Saying that being inside the new Mitsukoshi mall in BGC is like being in Japan might be a bit of a stretch but, having toured the almost complete shopping complex during its launch date, one no doubt gets giddy over even the littlest things—a packet of Tokyo Banana; cream and bean jam in soft rice cakes; soft ice cream from Tokyo Milk Cheese Factory; even a Kirin Ichiban beer kiosk just right outside the basement supermarket.
Mitsukoshi BGC is located at the podium level of The Seasons Residences in Bonifacio Global City. Behind its creation is Isetan Mitsukoshi Holdings Ltd., one of Japan’s major department store groups; Nomura Real Estate Development Co., Ltd.; a titan in Japanese real estate, and the Philippines’ Federal Land Inc. It’s the first Japanese mall in the country and has a 350-year-old history beginning as a trader of kimono fabric in Japan.

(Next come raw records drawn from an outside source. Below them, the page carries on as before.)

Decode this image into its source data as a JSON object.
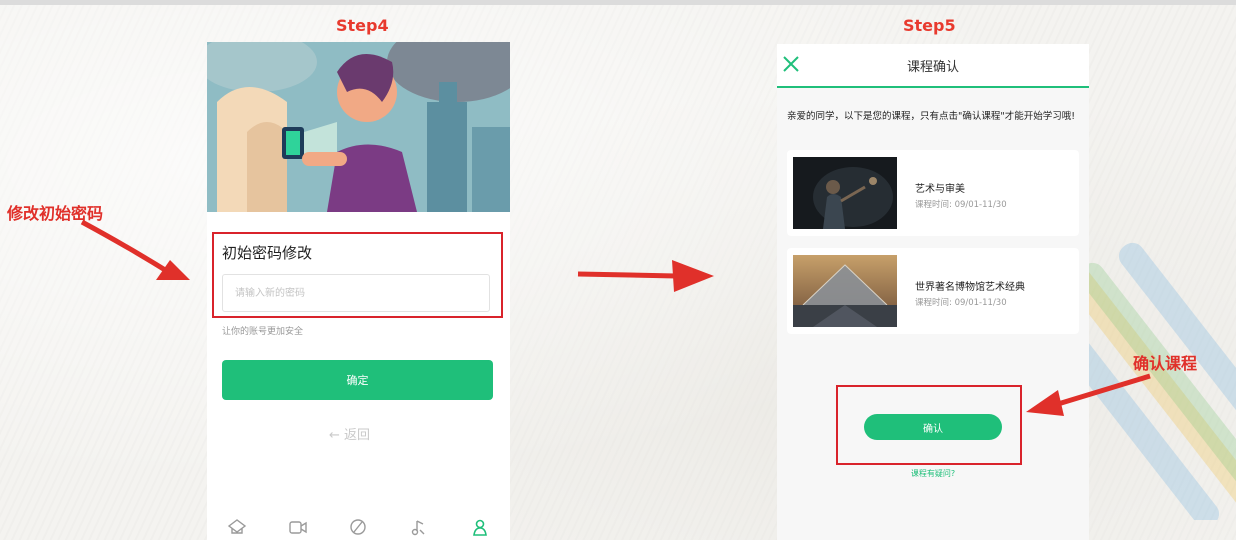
{
  "step4": {
    "title": "Step4",
    "form_title": "初始密码修改",
    "password_placeholder": "请输入新的密码",
    "hint": "让你的账号更加安全",
    "confirm_label": "确定",
    "back_label": "← 返回",
    "tabs": [
      "home-icon",
      "video-icon",
      "compass-icon",
      "music-icon",
      "profile-icon"
    ]
  },
  "step5": {
    "title": "Step5",
    "header_title": "课程确认",
    "intro": "亲爱的同学，以下是您的课程，只有点击\"确认课程\"才能开始学习哦!",
    "courses": [
      {
        "title": "艺术与审美",
        "time": "课程时间: 09/01-11/30"
      },
      {
        "title": "世界著名博物馆艺术经典",
        "time": "课程时间: 09/01-11/30"
      }
    ],
    "confirm_label": "确认",
    "question_link": "课程有疑问?"
  },
  "annotations": {
    "left": "修改初始密码",
    "right": "确认课程"
  },
  "colors": {
    "accent_green": "#1fbf7a",
    "annotation_red": "#e0302a",
    "box_red": "#d9232b"
  }
}
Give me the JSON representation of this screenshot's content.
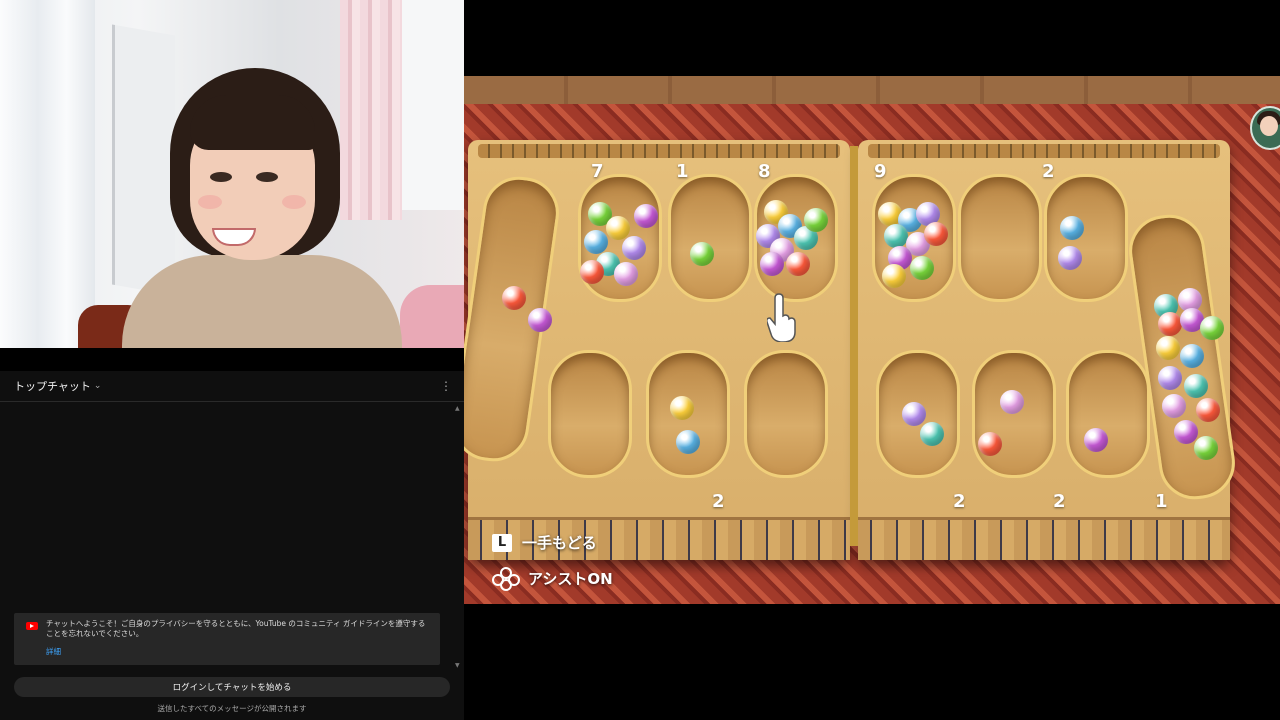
{
  "chat": {
    "title": "トップチャット",
    "welcome_message": "チャットへようこそ！ご自身のプライバシーを守るとともに、YouTube のコミュニティ ガイドラインを遵守することを忘れないでください。",
    "welcome_link": "詳細",
    "login_button": "ログインしてチャットを始める",
    "footer_note": "送信したすべてのメッセージが公開されます"
  },
  "game": {
    "top_counts": [
      "7",
      "1",
      "8",
      "9",
      "2"
    ],
    "bottom_counts": [
      "2",
      "2",
      "2",
      "1"
    ],
    "controls": {
      "undo_key": "L",
      "undo_label": "一手もどる",
      "assist_label": "アシストON"
    },
    "marble_colors": [
      "#ff5a3c",
      "#c85ad8",
      "#7ad83c",
      "#ffd23c",
      "#5ab4e6",
      "#b48cf0",
      "#4ec8b4",
      "#e6a0e6"
    ]
  }
}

The Mitsukoshi basement is predicted to be a very popular gathering and shopping area. It’s reminiscent of a depachika, or a Japanese food hall, connected to a grocery. Had things gone as planned, we would have been welcomed by the smell of freshly baked bread upon entering its halls but on our visit there was only the smell of coffee from UCC and Key Coffee.
The Mitsukoshi supermarket will be carrying an array of international merchandise with a big percentage of Japanese products. There will be imported Japanese seafood and complementing this is a kitchen that can make sushi and sashimi on the spot. A kiosk of the popular Makati restaurant Ikomai can also be found here, serving its signature Tebasaki, or chicken wing—which is the perfect chow for the aforementioned Kirin beer located just a few steps away. Meanwhile, the Tokyo Milk Cheese Factory will be offering its take on the famous fluffy, no-bake Nama donuts.
In the Mitsukoshi Beauty section, featured are Japanese brands that are only now being introduced to the Philippine market like E Standard, a range of liquid soaps and shampoos found in hotels and lounges all over the world, popular with guests who swear by their quality; La Casta, a line of natural cosmetics with essential oils; and Waphyto, a brand whose foundation is in plant research. The items at Mitsukoshi Beauty are divided into three categories: natural and organic, functional and convenient, and high performance items.
The mall was designed by Asao Tokolo who is famous for the victory ceremony podiums and emblem during the most recent Olympics. His vision for Mitsukoshi BGC features a geometric pattern on the exterior façade, which is an update on the traditional Japanese hemp leaf. The leaf is supposed to evoke diverse connections, as well as symbolize a bridge between Japan and the Philippines.
What’s most evident in the Mitsukoshi BGC design is that while there are a variety of brands and merchants, there seems to be one unifying aesthetic. Shoppers will find elements of traditional Japanese design such as the “Tori-niwa.” In the typical Japanese setting, it is the major passageway that connects the main areas of a house; in Mitsukoshi BGC, it connects the establishment’s east and west wing. There is also the “suji” which in Japanese culture means crossroads, and in here is applied as the space that connects the ground to the second level.
Right now, going around Mitsukoshi BGC is similar to that feeling of being a non-local in a foreign shopping destination, where one’s interest is sustained only by one’s curiosity and eagerness to chance upon a find, encounter new flavor and fresh experiences. It’s a trip to be here. Transportive, that’s the word—even if there are still unfinished areas (they’re planning a grand launch come 2023) and spots yet to open (M. Bakery among them, Whipped & Swirled, Beard Papa). Mendokoro in BGC has closed shop and is moving here, and the Japanese-run French style restaurant Prologue is opening another branch here soon.
Meanwhile, one can always turn one’s attention to the Wildflour salad bar at the grocery, the hand drip coffee of the 100-year old Japanese brand Key Coffee, and the almost 350-sqm Fully Booked x Kinokuniya book shop on the second floor.